There is a tendency among writers of fiction, particularly those who are just beginning, to narrate in the first person, perhaps because they feel that the reader will accept the story more readily in such shape. Other things being equal, first person narration is a trifle more natural and plausible than narration in the third person, but its limitations are much more strict. At the last of it, readers are so thoroughly habituated to the impersonal viewpoint that a writer does not gain much in power to convince by adoption of the other. A story is taken up because a story is wanted, and a reader is willing to accept the conventions of the art. So incredible a fiction as Poe's "A Descent into the Maelstrom" was probably best told in the first person, but the average story need not strain so sedulously for verisimilitude so far as the mechanics of narration are concerned.

Typical third person narration is illustrated by the story of action, the wholly objective story, told in the third person. The impersonal relator is omniscient, but his omniscience is not so obtrusive as in the story that touches on the facts of the soul. This omniscience of the relator is the chief advantage of third person narration, but the writer will only infrequently find it advisable to assume omniscience absolute and entire, involving knowledge of all the objective acts and the subjective motives of all the characters. If the story is largely analytical of more than one character the writer may be forced to "know it all" in order to display his material. But omniscience carried to such a point tends to be over-artificial, the underlying cause of much of the artistic weakness of the story which lays bare the souls of all characters instead of one or two of the most significant.
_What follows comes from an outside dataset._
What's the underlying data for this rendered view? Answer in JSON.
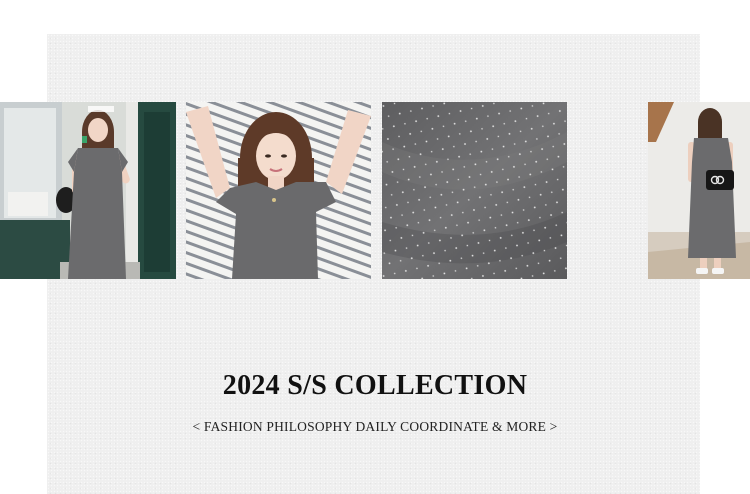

In his own daily life the reader is accustomed to a one-sided presentation of the social spectacle, and complete omniscience on the part of the impersonal relator of a fiction has the taint of artificiality, or even of bare exposition. And exposition, which implies a mathematically complete presentation, is not fiction, which implies shading and suppression, absolute or temporary.

Any suggestion of artificiality may be entirely avoided, and the frequently necessary advantages of third person narration retained, by assuming omniscience as to all the physical facts or events of the story while rejecting omniscience as to the souls of the characters, except the souls of one or a few. Thus the writer may escape the inherent limitation of first person narration, that the story is told by a character of definite powers and knowledge, and retain the chief advantage of that mode of narration, the more or less single viewpoint, corresponding with a reader's own outlook on life and its happenings. This hybrid method of narration utilizes the virtues and rejects the vices of the two strict types. By telling his story in the third person, but from the viewpoint of one or two of the chief characters, an author may assume the desirable omniscience as to objective facts and the desirable limitation upon knowledge as to subjective motives. This is not to say that the nature of a particular story may not call for strict first or third person narration; it is merely a suggestion that the virtue of each type may be utilized at once. Each story makes certain demands, and the writer is not confined to two means of satisfying them.

A reader of any catholicity of taste can recall numerous examples of the various modes of narration, and in future reading it will be directly profitable for the writer to note the narrative device employed, and how it has aided or hampered the development of the fiction.

More extreme devices have been, and may be employed, such as Richardson's of telling a story in a series of letters. They are curious rather than important.